Making a public plea about the “media-politics-mafia” relations, which became the most outstanding issue in this period, 12 professional press organizations stated, “Let’s put up a fight for journalism for the public good together. Let’s prevent them from using journalists sometimes as a shield and sometimes as a weapon.”
The Constitutional Court sentenced the administration to pay 9,150 lira for immaterial damages after an application by journalist Hayko Bağdat. In this period, the Constitutional Court annulled a law article that was the basis for the closure of many television outlets by statutory decrees five years ago, including Hayatın Sesi TV and İMC TV.
However, the Constitutional Court approved the Presidency Communications Directorate’s authority to access all relevant information about people from public institutions and organizations. With this decision, the Constitutional Court provided a basis that may pose a risk to the safety of journalists in case of abuse.
In the last three months, the European Court of Human Rights (ECtHR) sentenced Turkey to pay a total of 82,990 Euro (792,250 lira) in compensation after applications by five journalists regarding their arrests in the period following the 2016 coup attempt and an application by another journalist regarding the publication/broadcast ban on news reports about the investigation at the parliament into four ministers for “corruption” during the December 17-25 period.
While the ECtHR sentenced Turkey to pay 81,490 Euro for “arbitrary arrest” and “violation of freedom of expression” in the applications concerning the arrest of journalists Ahmet Altan, Murat Aksoy, Tunca Öğreten, Mahir Kanaat and Ali Bulaç after the coup attempt, it ordered a compensation of 1,500 Euro (14,850 lira) for journalist Banu Güven, who had applied to the ECtHR about the publication ban on the news about corruption.
In the April-May-June 2021 period, the Radio and Television Supreme Council (RTÜK) imposed 46 monetary fines and 20 days of broadcast suspension penalties on TV outlets and one administrative fine on radio outlets.

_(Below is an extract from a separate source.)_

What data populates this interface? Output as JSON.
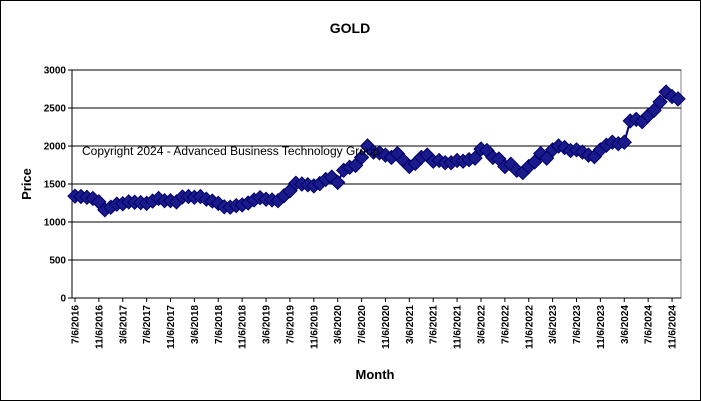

The council fined television channels 11,300,617 lira and radio outlets 6,732 lira.
Habertürk TV Ankara representative Bülent Aydemir was dismissed and editor-in-chief Kürşat Oğuz resigned after they were targeted by the MHP following a program where the drat constitution announced by MHP Chair Devlet Bahçeli was discussed. Özge Mumcu-Aybars, the daughter of slain journalist Uğur Mumcu and Erinç Yeldan, a columnist and economist resigned from Cumhuriyet newspaper in protest of it “using the period when Can Dündar was the editor-in-chief as a shield” against the accusations by Minister of Interior Süleyman Soylu.